John's last residence was 55 Banbury Road, Oxford. He died in the Acland Nursing Home and was buried at St Philip and James, Oxford on 20 February 1957. His estate was valued at £1735 and probate was granted on 6 May 1957. His wife Mary was awarded the OBE (1957); she was also Mayor of Oxford and a JP.

In her autobiography, ‘Anything Once’, Dorothy Petrie Carew (nee Townsend) [6A29] recalls visiting John and Mary at Oxford whilst she was an undergraduate at Somerville College - "They were both most kind to me and I met many interesting people at their house."
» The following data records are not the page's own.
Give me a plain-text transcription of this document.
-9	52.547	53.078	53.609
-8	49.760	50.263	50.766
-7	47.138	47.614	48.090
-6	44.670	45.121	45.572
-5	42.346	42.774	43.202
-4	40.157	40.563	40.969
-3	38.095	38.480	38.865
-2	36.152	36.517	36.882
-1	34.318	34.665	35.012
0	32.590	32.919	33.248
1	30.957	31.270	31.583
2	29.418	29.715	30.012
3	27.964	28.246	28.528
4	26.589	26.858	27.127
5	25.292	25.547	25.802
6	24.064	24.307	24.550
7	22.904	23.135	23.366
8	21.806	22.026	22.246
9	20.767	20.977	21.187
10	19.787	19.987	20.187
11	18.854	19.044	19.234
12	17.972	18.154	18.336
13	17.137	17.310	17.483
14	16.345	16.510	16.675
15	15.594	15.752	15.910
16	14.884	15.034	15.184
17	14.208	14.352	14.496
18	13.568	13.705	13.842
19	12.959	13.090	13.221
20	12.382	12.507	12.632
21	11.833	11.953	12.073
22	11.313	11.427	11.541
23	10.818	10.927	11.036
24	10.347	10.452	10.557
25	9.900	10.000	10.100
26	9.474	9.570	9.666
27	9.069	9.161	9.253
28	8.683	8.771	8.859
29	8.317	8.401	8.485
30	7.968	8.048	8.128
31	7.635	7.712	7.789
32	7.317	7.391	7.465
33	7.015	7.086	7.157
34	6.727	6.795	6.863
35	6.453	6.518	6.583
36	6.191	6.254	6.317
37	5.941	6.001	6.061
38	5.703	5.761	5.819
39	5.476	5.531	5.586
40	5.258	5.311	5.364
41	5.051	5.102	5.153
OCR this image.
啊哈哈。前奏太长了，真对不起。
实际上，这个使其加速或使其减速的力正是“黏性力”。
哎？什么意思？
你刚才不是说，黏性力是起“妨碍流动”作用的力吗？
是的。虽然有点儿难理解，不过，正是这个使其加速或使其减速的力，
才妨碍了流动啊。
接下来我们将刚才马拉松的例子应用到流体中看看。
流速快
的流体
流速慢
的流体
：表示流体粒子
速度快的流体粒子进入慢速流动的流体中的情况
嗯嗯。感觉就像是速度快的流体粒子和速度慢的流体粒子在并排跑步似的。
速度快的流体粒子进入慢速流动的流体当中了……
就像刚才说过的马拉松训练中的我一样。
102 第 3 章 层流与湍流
(1) Peter was born on 8 December 1848 and married Julia Mary, eldest daughter of Col Henry Alexander Hewetson, of Auchnacloy, Co Dublin. He was High Sheriff in 1891and died on 24 February 1894. ‘Slater’s Royal National Directory of Ireland, 1894’ records under the heading ‘Athenry, Co Galway - Private Residents’ - “Lambert Peter F. JP. Castle Ellen.”

(1a) The entry for Castle Ellen in the University of Galway Landed Estates Database records "Castle Ellen was built in 1810. It is described as the property of Captain Lambert in the Ordnance Survey Field Name Books. At the time of Griffith's Valuation it was owned by Walter Lambert and was valued at £21. In 1906 it was owned by the representatives of Peter F. Lambert at which time it was valued at £35. It is still extant and occupied.

(2) London Gazette 31825 page 3302 dated 16 March 1920.

(3) London Gazette 31592 of 7 October 1919.

(4) London Gazette 35029 of 31 December 1940, Page 2.

See Who Was Who 1951-1960, where his recreations are given as tennis, fishing and riding.